American basketball player (born 1995)

Abdul-Malik Abu (born September 16, 1995), is an American professional basketball player for Kipaş İstaklal Basketbol of the Türkiye Basketbol Ligi (TBL).

==High school career==
Abu first attended Marblehead High School in Marblehead, Massachusetts before transferred to Kimball Union Academy in Meriden, New Hampshire to play for coach Mike Olson. As a senior, he averaged 24.5 points and 10.5 rebounds per game while leading Kimball to a (61–21) overall record and was named NEPSAC Player of the year in 2014.

Considered a four-star recruit, Abu was ranked 32nd in the ESPN 100 for the class of 2014. On September 7, 2013, Abu committed to NC State University to play college basketball.

==College career==
Abu spent his college career playing for the NC State Wolfpack in the Atlantic Coast Conference (ACC). As a freshman in 2014–2015, Abu averaged 6.4 points and 4.7 rebounds per game. As a sophomore, Abu became the starting power forward for the Wolfpack, where he finished second in scoring for NC State after averaging 12.9 points per game and 8.8 rebounds per game ranking fifth in the ACC for rebounds.

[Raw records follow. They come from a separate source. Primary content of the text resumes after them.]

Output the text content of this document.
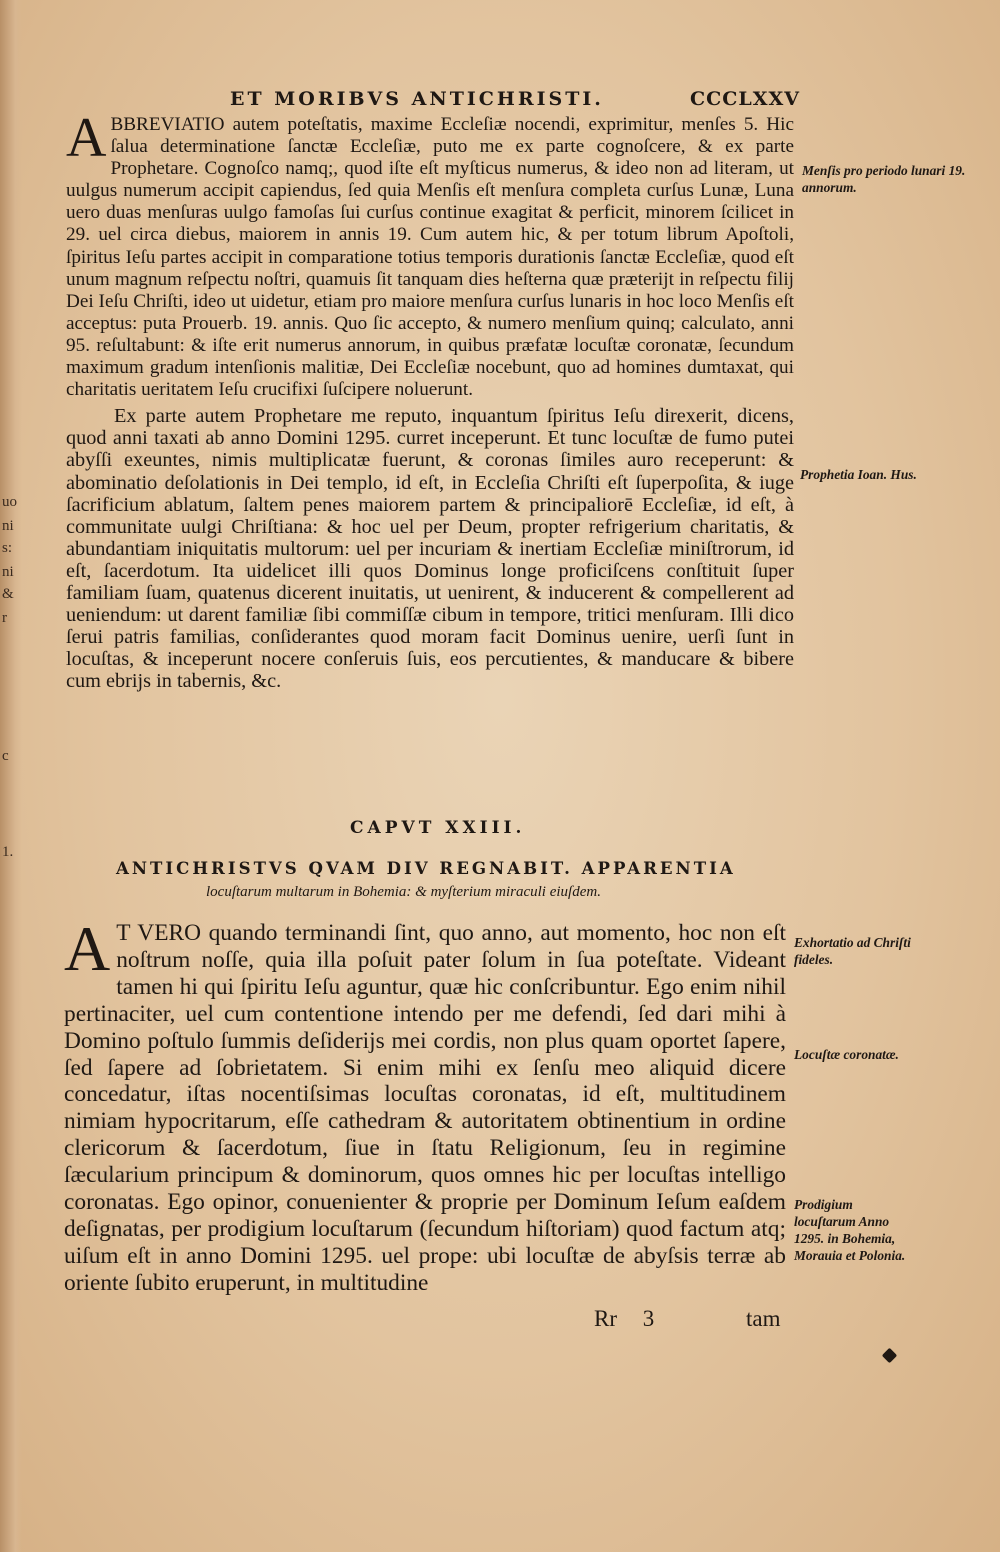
uo
ni
s:
ni
&
r
c
1.
ET MORIBVS ANTICHRISTI.	CCCLXXV

ABBREVIATIO autem poteſtatis, maxime Eccleſiæ nocendi, exprimitur, menſes 5. Hic ſalua determinatione ſanctæ Eccleſiæ, puto me ex parte cognoſcere, & ex parte Prophetare. Cognoſco namq;, quod iſte eſt myſticus numerus, & ideo non ad literam, ut uulgus numerum accipit capiendus, ſed quia Menſis eſt menſura completa curſus Lunæ, Luna uero duas menſuras uulgo famoſas ſui curſus continue exagitat & perficit, minorem ſcilicet in 29. uel circa diebus, maiorem in annis 19. Cum autem hic, & per totum librum Apoſtoli, ſpiritus Ieſu partes accipit in comparatione totius temporis durationis ſanctæ Eccleſiæ, quod eſt unum magnum reſpectu noſtri, quamuis ſit tanquam dies heſterna quæ præterijt in reſpectu filij Dei Ieſu Chriſti, ideo ut uidetur, etiam pro maiore menſura curſus lunaris in hoc loco Menſis eſt acceptus: puta Prouerb. 19. annis. Quo ſic accepto, & numero menſium quinq; calculato, anni 95. reſultabunt: & iſte erit numerus annorum, in quibus præfatæ locuſtæ coronatæ, ſecundum maximum gradum intenſionis malitiæ, Dei Eccleſiæ nocebunt, quo ad homines dumtaxat, qui charitatis ueritatem Ieſu crucifixi ſuſcipere noluerunt.

Ex parte autem Prophetare me reputo, inquantum ſpiritus Ieſu direxerit, dicens, quod anni taxati ab anno Domini 1295. curret inceperunt. Et tunc locuſtæ de fumo putei abyſſi exeuntes, nimis multiplicatæ fuerunt, & coronas ſimiles auro receperunt: & abominatio deſolationis in Dei templo, id eſt, in Eccleſia Chriſti eſt ſuperpoſita, & iuge ſacrificium ablatum, ſaltem penes maiorem partem & principaliorē Eccleſiæ, id eſt, à communitate uulgi Chriſtiana: & hoc uel per Deum, propter refrigerium charitatis, & abundantiam iniquitatis multorum: uel per incuriam & inertiam Eccleſiæ miniſtrorum, id eſt, ſacerdotum. Ita uidelicet illi quos Dominus longe proficiſcens conſtituit ſuper familiam ſuam, quatenus dicerent inuitatis, ut uenirent, & inducerent & compellerent ad ueniendum: ut darent familiæ ſibi commiſſæ cibum in tempore, tritici menſuram. Illi dico ſerui patris familias, conſiderantes quod moram facit Dominus uenire, uerſi ſunt in locuſtas, & inceperunt nocere conſeruis ſuis, eos percutientes, & manducare & bibere cum ebrijs in tabernis, &c.

Menſis pro periodo lunari 19. annorum.
Prophetia Ioan. Hus.
CAPVT XXIII.
ANTICHRISTVS QVAM DIV REGNABIT. APPARENTIA
locuſtarum multarum in Bohemia: & myſterium miraculi eiuſdem.

A T VERO quando terminandi ſint, quo anno, aut momento, hoc non eſt noſtrum noſſe, quia illa poſuit pater ſolum in ſua poteſtate. Videant tamen hi qui ſpiritu Ieſu aguntur, quæ hic conſcribuntur. Ego enim nihil pertinaciter, uel cum contentione intendo per me defendi, ſed dari mihi à Domino poſtulo ſummis deſiderijs mei cordis, non plus quam oportet ſapere, ſed ſapere ad ſobrietatem. Si enim mihi ex ſenſu meo aliquid dicere concedatur, iſtas nocentiſsimas locuſtas coronatas, id eſt, multitudinem nimiam hypocritarum, eſſe cathedram & autoritatem obtinentium in ordine clericorum & ſacerdotum, ſiue in ſtatu Religionum, ſeu in regimine ſæcularium principum & dominorum, quos omnes hic per locuſtas intelligo coronatas. Ego opinor, conuenienter & proprie per Dominum Ieſum eaſdem deſignatas, per prodigium locuſtarum (ſecundum hiſtoriam) quod factum atq; uiſum eſt in anno Domini 1295. uel prope: ubi locuſtæ de abyſsis terræ ab oriente ſubito eruperunt, in multitudine

Exhortatio ad Chriſti fideles.
Locuſtæ coronatæ.
Prodigium locuſtarum Anno 1295. in Bohemia, Morauia et Polonia.
Rr 3	tam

As a junior, Abu became the focal point for a young Wolfpack team that featured incoming freshman's Dennis Smith Jr., Ömer Yurtseven, and Markell Johnson. On November 11, 2016, Abu recorded 15 points and 11 rebounds in an 81–79 win against Georgia Southern. On the season, Abu averaged, 11.8 points per game and 7.0 rebounds per game, while shooting 52.9% from the field and 71.1% at the foul line.

==Professional career==
In September 2018, Abu signed for Vrijednosnice Osijek of the Croatian League and Alpe Adria Cup.

In August 2019, Abu signed for Sporting CP, a team of the Portuguese League. He averaged 13 points and 7 rebounds per game.

On October 1, 2020, Abu signed with Lokman Hekim Fethiye Belediyespor of the Turkish Basketbol Süper Ligi.

He began the 2021–22 season with the Changwon LG Sakers of the Korean Basketball League, averaging 5.1 points and 3.1 rebounds per game. On February 16, 2022, Abu signed with s.Oliver Wuerzburg of the Basketball Bundesliga.

On July 3, 2022, he has signed with Hapoel Galil Elyon of the Israeli Premier League.

On August 2, 2024, he signed with Twarde Pierniki Toruń of the Polish Basketball League (PLK).

On January 6, 2026, he signed with Kipaş İstaklal Basketbol of the Türkiye Basketbol Ligi (TBL).

==Personal life==
Abu is a devout Muslim and prays multiple times a day.